3)  naruszenie prawa procesowego, w szczególności art. 233 § 1 k.p.c. poprzez przekroczenie granic swobodnej oceny dowodów oraz sprzeczność istotnych ustaleń sądu z treścią zebranego w sprawie materiału a w szczególności wskutek tego uznanie, że powód nie poniósł szkody w związku z niewykonaniem prawidłowo przez pozwaną umowy przewozu i jednostronnym od niej odstąpieniem, tym samym uznając za wiarygodne zeznania strony pozwanej a odmawiając wiarygodności zeznaniom powoda co do poniesienia przez niego szkody w ujemnym interesie umownym z uwagi na wycofanie się jego kontrahenta od dalszej z nim współpracy z powodu nieodebrania w wyznaczonym czasie towaru przez pozwaną,

4)  naruszenie prawa procesowego, w szczególności art. 233 § 1 k.p.c. poprzez przekroczenie granic swobodnej oceny dowodów oraz sprzeczność istotnych ustaleń sądu z treścią zebranego w sprawie materiału a w szczególności wskutek tego uznanie, że pozwana odstąpiła od przyjęcia zlecenia, gdy tym czasem odstąpiła ona do zawartej już wcześniej skutecznie umowy,

5)  błąd w ustaleniach faktycznych mających wpływ na treść rozstrzygnięcia, przyjęty za podstawę wyroku a polegający na przyjęciu, że zachowanie pozwanej odstępującej od zawartej umowy bez zgody powoda było zachowaniem lojalnym wobec powoda i nie miało znamion złej woli czy niedbalstwa, gdy tym czasem pozwana zobowiązała się do załadunku pojazdu na zlecenie powoda w tym samym dniu (13 sierpnia), w którym miała wyznaczony rozładunek z towarem będącym w tym czasie w jej przewozie, działając tym samym na granicy usprawiedliwionego ryzyka ekonomicznego. A nadto braku oceny zestawienia daty zawarcia umowy przewozu i daty odstąpienia od wykonania umowy z dniem tygodnia przypadającym w tym czasie tj. braku ustalenia, że pozwana prowadząc wcześniej z powodem negocjacje w celu zawarcia umowy przewozu z dniem wyznaczonym na załadunek w poniedziałek (13 sierpnia) odstąpiła od umowy w piątek (10 sierpnia) o godzinie 14.16, tym samym błędnym ustaleniu, iż powód był w tym stanie zorganizować w tym czasie przewóz zastępczy w relacji międzynarodowej (Francja - Polska),

6)  naruszeniu przepisów prawa cywilnego, w tym w szczególności art. 484 k.c. w zw. z art. 483 k.c. jako podstawy zastosowania kary umownej z tytułu nieprawidłowego wykonania przez pozwaną umowy przewozu poprzez przyjęcie braku po stronie powoda możliwości obciążenia pozwanej tą karą, przewidzianą w zawartej przez strony umowie przewozu z uwagi na nie wykazanie wysokości i rozmiaru powstałej szkody i nieokreślenie wysokości zastrzeżonej kary, oraz dokonania przez Sąd jej miarkowania w oparciu o uznanie tej kary jako rażąco wygórowanej, aż do jej całkowitego wygaśnięcia.

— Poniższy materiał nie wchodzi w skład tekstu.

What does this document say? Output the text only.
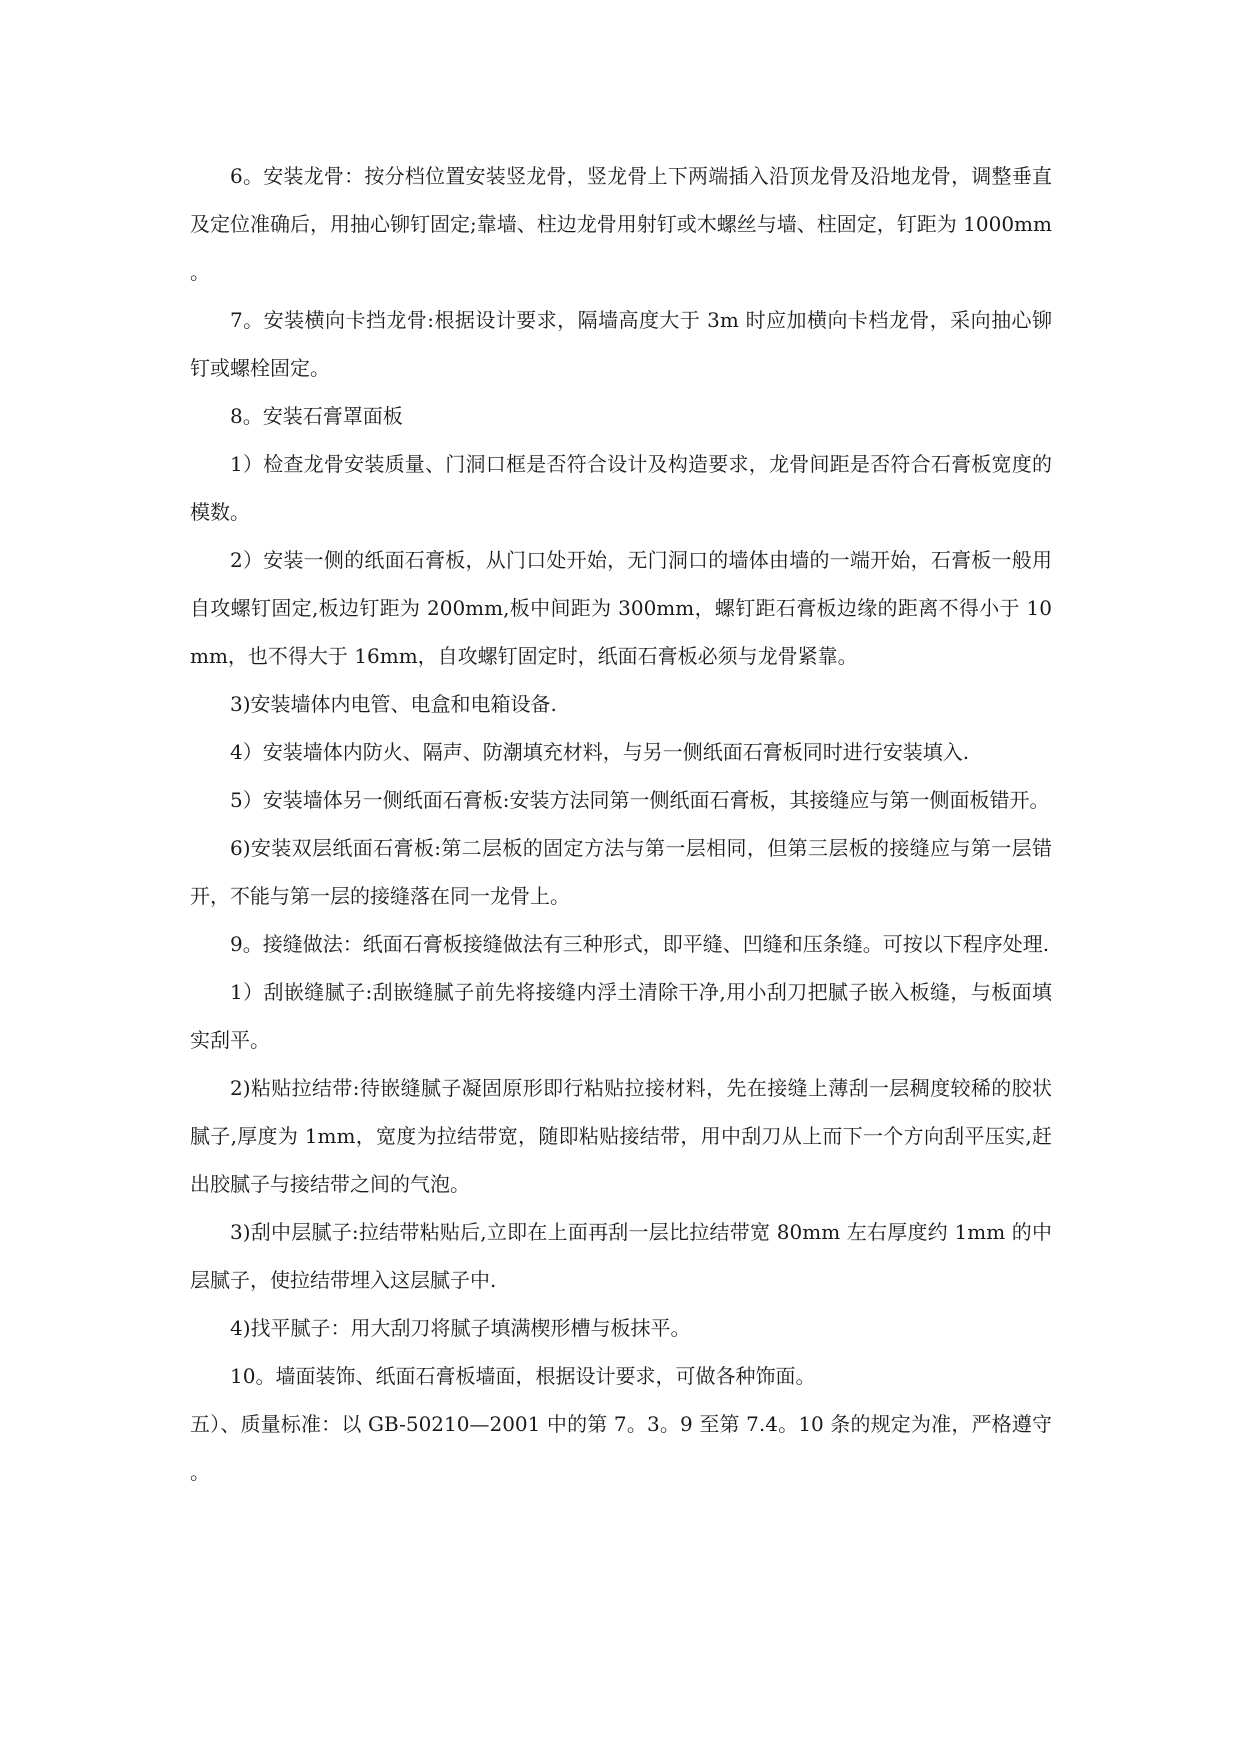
6。安装龙骨：按分档位置安装竖龙骨，竖龙骨上下两端插入沿顶龙骨及沿地龙骨，调整垂直及定位准确后，用抽心铆钉固定;靠墙、柱边龙骨用射钉或木螺丝与墙、柱固定，钉距为 1000mm。

7。安装横向卡挡龙骨:根据设计要求，隔墙高度大于 3m 时应加横向卡档龙骨，采向抽心铆钉或螺栓固定。

8。安装石膏罩面板

1）检查龙骨安装质量、门洞口框是否符合设计及构造要求，龙骨间距是否符合石膏板宽度的模数。

2）安装一侧的纸面石膏板，从门口处开始，无门洞口的墙体由墙的一端开始，石膏板一般用自攻螺钉固定,板边钉距为 200mm,板中间距为 300mm，螺钉距石膏板边缘的距离不得小于 10mm，也不得大于 16mm，自攻螺钉固定时，纸面石膏板必须与龙骨紧靠。

3)安装墙体内电管、电盒和电箱设备.

4）安装墙体内防火、隔声、防潮填充材料，与另一侧纸面石膏板同时进行安装填入.

5）安装墙体另一侧纸面石膏板:安装方法同第一侧纸面石膏板，其接缝应与第一侧面板错开。

6)安装双层纸面石膏板:第二层板的固定方法与第一层相同，但第三层板的接缝应与第一层错开，不能与第一层的接缝落在同一龙骨上。

9。接缝做法：纸面石膏板接缝做法有三种形式，即平缝、凹缝和压条缝。可按以下程序处理.

1）刮嵌缝腻子:刮嵌缝腻子前先将接缝内浮土清除干净,用小刮刀把腻子嵌入板缝，与板面填实刮平。

2)粘贴拉结带:待嵌缝腻子凝固原形即行粘贴拉接材料，先在接缝上薄刮一层稠度较稀的胶状腻子,厚度为 1mm，宽度为拉结带宽，随即粘贴接结带，用中刮刀从上而下一个方向刮平压实,赶出胶腻子与接结带之间的气泡。

3)刮中层腻子:拉结带粘贴后,立即在上面再刮一层比拉结带宽 80mm 左右厚度约 1mm 的中层腻子，使拉结带埋入这层腻子中.

4)找平腻子：用大刮刀将腻子填满楔形槽与板抹平。

10。墙面装饰、纸面石膏板墙面，根据设计要求，可做各种饰面。

五）、质量标准：以 GB-50210—2001 中的第 7。3。9 至第 7.4。10 条的规定为准，严格遵守。
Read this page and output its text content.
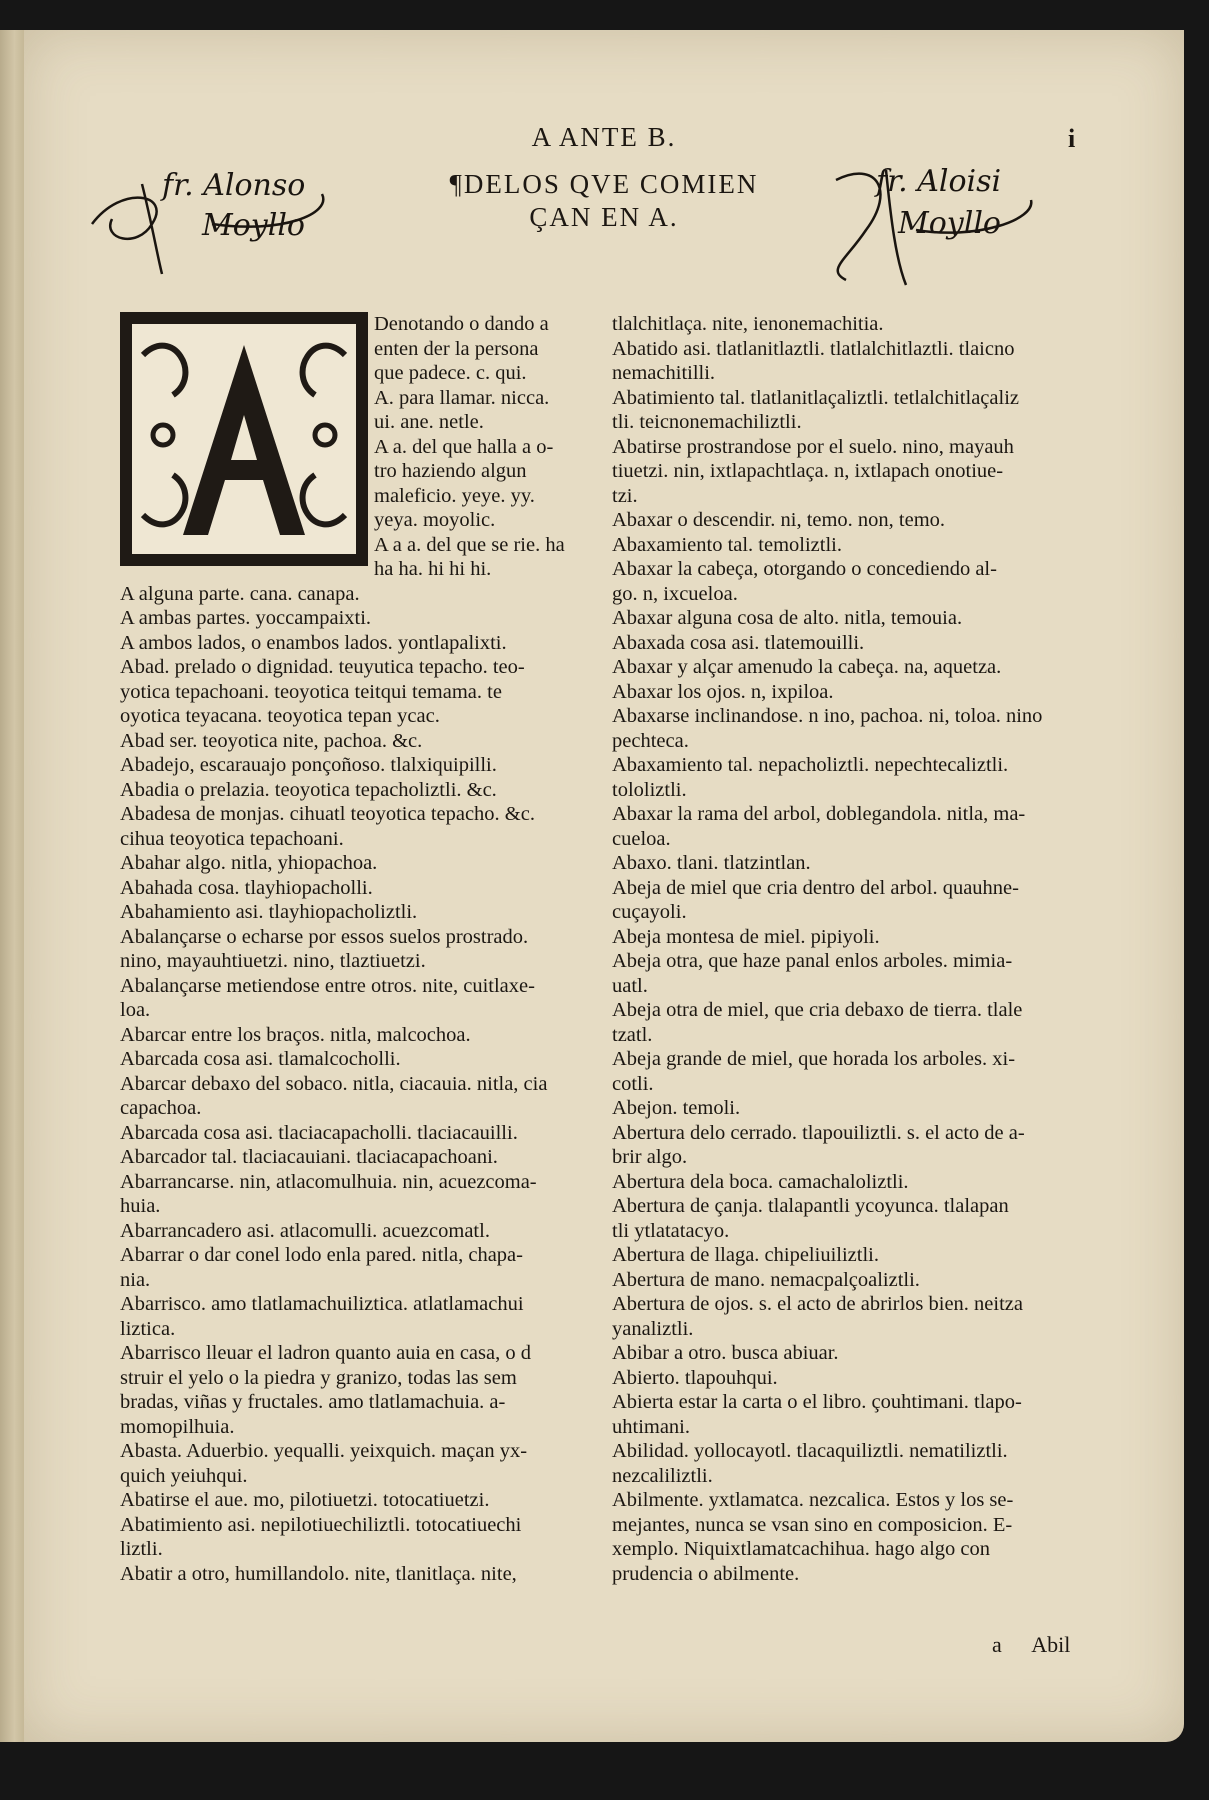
A ANTE B.	i
¶DELOS QVE COMIEN
ÇAN EN A.
fr. Alonso
Moyllo
fr. Aloisi
Moyllo

Denotando o dando a

enten der la persona

que padece. c. qui.

A. para llamar. nicca.

ui. ane. netle.

A a. del que halla a o-

tro haziendo algun

maleficio. yeye. yy.

yeya. moyolic.

A a a. del que se rie. ha

ha ha. hi hi hi.

A alguna parte. cana. canapa.

A ambas partes. yoccampaixti.

A ambos lados, o enambos lados. yontlapalixti.

Abad. prelado o dignidad. teuyutica tepacho. teo-

yotica tepachoani. teoyotica teitqui temama. te

oyotica teyacana. teoyotica tepan ycac.

Abad ser. teoyotica nite, pachoa. &c.

Abadejo, escarauajo ponçoñoso. tlalxiquipilli.

Abadia o prelazia. teoyotica tepacholiztli. &c.

Abadesa de monjas. cihuatl teoyotica tepacho. &c.

cihua teoyotica tepachoani.

Abahar algo. nitla, yhiopachoa.

Abahada cosa. tlayhiopacholli.

Abahamiento asi. tlayhiopacholiztli.

Abalançarse o echarse por essos suelos prostrado.

nino, mayauhtiuetzi. nino, tlaztiuetzi.

Abalançarse metiendose entre otros. nite, cuitlaxe-

loa.

Abarcar entre los braços. nitla, malcochoa.

Abarcada cosa asi. tlamalcocholli.

Abarcar debaxo del sobaco. nitla, ciacauia. nitla, cia

capachoa.

Abarcada cosa asi. tlaciacapacholli. tlaciacauilli.

Abarcador tal. tlaciacauiani. tlaciacapachoani.

Abarrancarse. nin, atlacomulhuia. nin, acuezcoma-

huia.

Abarrancadero asi. atlacomulli. acuezcomatl.

Abarrar o dar conel lodo enla pared. nitla, chapa-

nia.

Abarrisco. amo tlatlamachuiliztica. atlatlamachui

liztica.

Abarrisco lleuar el ladron quanto auia en casa, o d

struir el yelo o la piedra y granizo, todas las sem

bradas, viñas y fructales. amo tlatlamachuia. a-

momopilhuia.

Abasta. Aduerbio. yequalli. yeixquich. maçan yx-

quich yeiuhqui.

Abatirse el aue. mo, pilotiuetzi. totocatiuetzi.

Abatimiento asi. nepilotiuechiliztli. totocatiuechi

liztli.

Abatir a otro, humillandolo. nite, tlanitlaça. nite,

tlalchitlaça. nite, ienonemachitia.

Abatido asi. tlatlanitlaztli. tlatlalchitlaztli. tlaicno

nemachitilli.

Abatimiento tal. tlatlanitlaçaliztli. tetlalchitlaçaliz

tli. teicnonemachiliztli.

Abatirse prostrandose por el suelo. nino, mayauh

tiuetzi. nin, ixtlapachtlaça. n, ixtlapach onotiue-

tzi.

Abaxar o descendir. ni, temo. non, temo.

Abaxamiento tal. temoliztli.

Abaxar la cabeça, otorgando o concediendo al-

go. n, ixcueloa.

Abaxar alguna cosa de alto. nitla, temouia.

Abaxada cosa asi. tlatemouilli.

Abaxar y alçar amenudo la cabeça. na, aquetza.

Abaxar los ojos. n, ixpiloa.

Abaxarse inclinandose. n ino, pachoa. ni, toloa. nino

pechteca.

Abaxamiento tal. nepacholiztli. nepechtecaliztli.

tololiztli.

Abaxar la rama del arbol, doblegandola. nitla, ma-

cueloa.

Abaxo. tlani. tlatzintlan.

Abeja de miel que cria dentro del arbol. quauhne-

cuçayoli.

Abeja montesa de miel. pipiyoli.

Abeja otra, que haze panal enlos arboles. mimia-

uatl.

Abeja otra de miel, que cria debaxo de tierra. tlale

tzatl.

Abeja grande de miel, que horada los arboles. xi-

cotli.

Abejon. temoli.

Abertura delo cerrado. tlapouiliztli. s. el acto de a-

brir algo.

Abertura dela boca. camachaloliztli.

Abertura de çanja. tlalapantli ycoyunca. tlalapan

tli ytlatatacyo.

Abertura de llaga. chipeliuiliztli.

Abertura de mano. nemacpalçoaliztli.

Abertura de ojos. s. el acto de abrirlos bien. neitza

yanaliztli.

Abibar a otro. busca abiuar.

Abierto. tlapouhqui.

Abierta estar la carta o el libro. çouhtimani. tlapo-

uhtimani.

Abilidad. yollocayotl. tlacaquiliztli. nematiliztli.

nezcaliliztli.

Abilmente. yxtlamatca. nezcalica. Estos y los se-

mejantes, nunca se vsan sino en composicion. E-

xemplo. Niquixtlamatcachihua. hago algo con

prudencia o abilmente.

a Abil
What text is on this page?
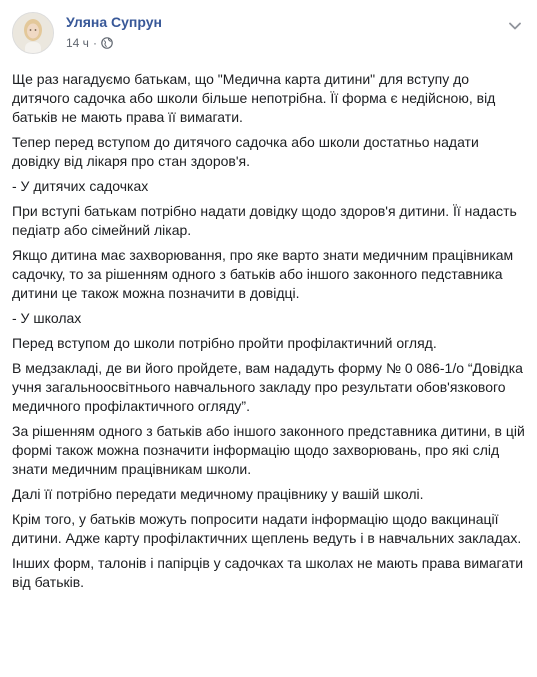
Уляна Супрун
14 ч ·

Ще раз нагадуємо батькам, що "Медична карта дитини" для вступу до дитячого садочка або школи більше непотрібна. Її форма є недійсною, від батьків не мають права її вимагати.

Тепер перед вступом до дитячого садочка або школи достатньо надати довідку від лікаря про стан здоров'я.

- У дитячих садочках

При вступі батькам потрібно надати довідку щодо здоров'я дитини. Її надасть педіатр або сімейний лікар.

Якщо дитина має захворювання, про яке варто знати медичним працівникам садочку, то за рішенням одного з батьків або іншого законного педставника дитини це також можна позначити в довідці.

- У школах

Перед вступом до школи потрібно пройти профілактичний огляд.

В медзакладі, де ви його пройдете, вам нададуть форму № 0 086-1/о “Довідка учня загальноосвітнього навчального закладу про результати обов'язкового медичного профілактичного огляду”.

За рішенням одного з батьків або іншого законного представника дитини, в цій формі також можна позначити інформацію щодо захворювань, про які слід знати медичним працівникам школи.

Далі її потрібно передати медичному працівнику у вашій школі.

Крім того, у батьків можуть попросити надати інформацію щодо вакцинації дитини. Адже карту профілактичних щеплень ведуть і в навчальних закладах.

Інших форм, талонів і папірців у садочках та школах не мають права вимагати від батьків.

Podnosząc powyższe zarzuty skarżący wniósł o zmianę wyroku w zaskarżonej części i oddalenie powództwa w całości oraz o zasądzenie od powoda na rzecz pozwanego kosztów procesu za obie instancje według norm przepisanych w tym kosztów zastępstwa procesowego, ewentualnie w wypadku nie uwzględnienia wniosku o uchylenie zaskarżonego wyroku i przekazanie sprawy do ponownego rozpoznania Sądowi Rejonowemu przy uwzględnieniu kosztów postępowania odwoławczego, w tym kosztów zastępstwa procesowego według norm przepisanych.

W uzasadnieniu apelacji skarżący wskazał, że dokonana przez Sąd I Instancji ocena wskazanych dowodów, w kontekście również złożenia sprzeciwu od nakazu zapłaty oraz pisma procesowego pozwanej znacząco odbiega rzeczywistego stanu faktycznego sprawy.

Nie ulega wątpliwości, że w przedmiotowej sprawie powód z pozwaną zawarli skutecznie umowę przewozu ładunków i nie wnosili do niej żadnych modyfikacji. Pozwana działając jako profesjonalny przewoźnik drogowy, przyjmując do realizacji umowy przewozu na warunkach określonych w pisemnym zleceniu, powinna właściwie kalkulować wszystkie jej elementy i swoje możliwości przewozowe mając na uwadze, iż za wadliwe wykonanie tej umowy może zostać pociągnięta do umownej odpowiedzialności cywilnej za nienależyte wykonanie umowy.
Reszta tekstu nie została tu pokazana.